Il est vrai, parfois, que ceux qui veulent réfléchir ont une propension à se perdre dans les idées et les concepts. Ce qui dessert au final leur pensée bien plus qu’elle ne la sert.
Si les penseurs de l’abstrait (qui souvent ne peuvent l’être que parce que leur condition sociale et matérielle le leur permet) arrêtaient un instant de tout enfermer dans des concepts et se contentaient de vivre… Peut-être remettraient-ils en cause tout ce qu’ils ont pensé jusque là ?
Vous me direz : “oui mais parfois difficile d’appuyer sur le bouton “pause” dans mon cerveau”. Ce n’est pas de cela qu’il s’agit. Je parle ici des penseurs qui veulent tout mettre dans une case.
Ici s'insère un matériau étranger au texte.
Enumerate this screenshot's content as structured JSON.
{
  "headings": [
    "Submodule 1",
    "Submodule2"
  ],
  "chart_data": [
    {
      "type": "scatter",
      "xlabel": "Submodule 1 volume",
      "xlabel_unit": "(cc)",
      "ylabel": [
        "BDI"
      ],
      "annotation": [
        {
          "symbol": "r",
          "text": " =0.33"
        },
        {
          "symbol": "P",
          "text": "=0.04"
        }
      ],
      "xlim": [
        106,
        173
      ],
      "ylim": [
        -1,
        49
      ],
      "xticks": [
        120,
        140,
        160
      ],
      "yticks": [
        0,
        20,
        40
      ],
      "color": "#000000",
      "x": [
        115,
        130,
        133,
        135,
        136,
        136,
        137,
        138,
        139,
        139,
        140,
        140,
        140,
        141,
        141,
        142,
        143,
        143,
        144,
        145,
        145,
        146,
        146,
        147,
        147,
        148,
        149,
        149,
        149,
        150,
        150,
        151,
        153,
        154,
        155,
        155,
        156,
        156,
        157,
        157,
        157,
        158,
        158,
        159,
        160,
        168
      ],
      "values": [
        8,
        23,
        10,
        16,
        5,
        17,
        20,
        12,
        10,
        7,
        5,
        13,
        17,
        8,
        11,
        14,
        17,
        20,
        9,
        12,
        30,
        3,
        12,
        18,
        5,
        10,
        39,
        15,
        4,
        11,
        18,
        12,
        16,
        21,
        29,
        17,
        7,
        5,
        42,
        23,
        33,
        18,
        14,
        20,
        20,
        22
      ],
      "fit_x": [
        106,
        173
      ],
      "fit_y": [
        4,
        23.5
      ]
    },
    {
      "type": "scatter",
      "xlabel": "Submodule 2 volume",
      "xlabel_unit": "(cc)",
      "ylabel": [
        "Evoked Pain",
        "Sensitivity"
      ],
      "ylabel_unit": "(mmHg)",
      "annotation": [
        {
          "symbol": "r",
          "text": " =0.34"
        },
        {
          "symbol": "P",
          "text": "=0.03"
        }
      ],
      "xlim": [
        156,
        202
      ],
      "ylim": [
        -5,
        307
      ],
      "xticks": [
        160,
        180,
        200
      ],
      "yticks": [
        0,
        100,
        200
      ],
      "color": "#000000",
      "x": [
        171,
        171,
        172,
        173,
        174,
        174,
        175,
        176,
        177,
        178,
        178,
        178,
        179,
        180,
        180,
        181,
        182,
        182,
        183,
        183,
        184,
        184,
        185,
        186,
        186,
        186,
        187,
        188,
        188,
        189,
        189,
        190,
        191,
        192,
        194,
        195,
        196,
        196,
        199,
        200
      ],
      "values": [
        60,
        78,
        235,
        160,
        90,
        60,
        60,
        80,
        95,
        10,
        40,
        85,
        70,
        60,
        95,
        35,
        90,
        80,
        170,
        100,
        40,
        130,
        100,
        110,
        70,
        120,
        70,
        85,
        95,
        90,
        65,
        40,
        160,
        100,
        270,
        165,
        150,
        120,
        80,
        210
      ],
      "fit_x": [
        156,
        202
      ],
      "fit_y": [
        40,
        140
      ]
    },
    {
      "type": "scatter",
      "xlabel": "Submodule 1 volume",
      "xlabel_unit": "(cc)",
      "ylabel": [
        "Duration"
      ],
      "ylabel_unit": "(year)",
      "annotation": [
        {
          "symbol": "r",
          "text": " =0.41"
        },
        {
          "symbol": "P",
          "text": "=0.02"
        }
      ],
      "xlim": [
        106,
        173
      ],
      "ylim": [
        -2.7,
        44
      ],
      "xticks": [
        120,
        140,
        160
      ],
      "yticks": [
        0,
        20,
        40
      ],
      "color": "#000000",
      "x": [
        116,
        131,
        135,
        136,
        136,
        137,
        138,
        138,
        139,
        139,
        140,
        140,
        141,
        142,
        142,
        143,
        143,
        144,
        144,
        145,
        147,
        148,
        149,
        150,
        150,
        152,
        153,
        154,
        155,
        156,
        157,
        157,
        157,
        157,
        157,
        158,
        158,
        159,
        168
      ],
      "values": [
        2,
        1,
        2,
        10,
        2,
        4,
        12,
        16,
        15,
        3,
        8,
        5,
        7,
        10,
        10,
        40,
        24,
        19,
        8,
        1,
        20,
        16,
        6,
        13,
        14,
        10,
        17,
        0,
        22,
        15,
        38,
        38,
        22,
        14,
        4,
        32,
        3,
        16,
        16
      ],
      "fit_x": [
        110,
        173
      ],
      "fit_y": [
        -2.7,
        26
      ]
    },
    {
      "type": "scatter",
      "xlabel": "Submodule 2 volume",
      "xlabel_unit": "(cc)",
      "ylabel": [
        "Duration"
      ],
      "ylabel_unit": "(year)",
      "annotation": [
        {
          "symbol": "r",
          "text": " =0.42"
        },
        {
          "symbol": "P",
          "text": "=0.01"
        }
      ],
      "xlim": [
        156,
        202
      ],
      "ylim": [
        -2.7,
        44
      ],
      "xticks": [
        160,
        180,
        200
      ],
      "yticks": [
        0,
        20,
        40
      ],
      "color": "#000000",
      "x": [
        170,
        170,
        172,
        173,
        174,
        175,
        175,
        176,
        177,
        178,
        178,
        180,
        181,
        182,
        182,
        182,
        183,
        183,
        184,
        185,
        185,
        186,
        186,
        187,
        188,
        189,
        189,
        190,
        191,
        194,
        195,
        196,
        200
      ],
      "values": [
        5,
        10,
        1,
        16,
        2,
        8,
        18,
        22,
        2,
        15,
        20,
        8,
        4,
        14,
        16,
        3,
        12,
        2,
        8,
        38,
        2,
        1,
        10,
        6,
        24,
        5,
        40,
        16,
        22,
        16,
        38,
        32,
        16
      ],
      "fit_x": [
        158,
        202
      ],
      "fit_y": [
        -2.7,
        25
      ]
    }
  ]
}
De ceux qui enferment le monde dans des concepts, forcément trop étroits pour qu’il y tienne.
Peut-être que s’ils appuyaient sur ce bouton ils verraient une telle complexité en toutes choses que la logique voudrait qu’ils renoncent à l’idée même de concepts pour se contenter d’observer. Peut-être que certains comprendraient alors que, “s’il ne faut pas renoncer à cerner l’horizon de la vérité parce qu’il est lointain” (André Comte-Sponville), l’espoir d’être éclairés par l’ultime vérité doit cesser de guider leurs actes. Car cela peut mener au désespoir.
Je ne dis pas d’abandonner toute réflexion. Mais qu’il est certainement salutaire, parfois, de mettre la “machine à concept” en pause.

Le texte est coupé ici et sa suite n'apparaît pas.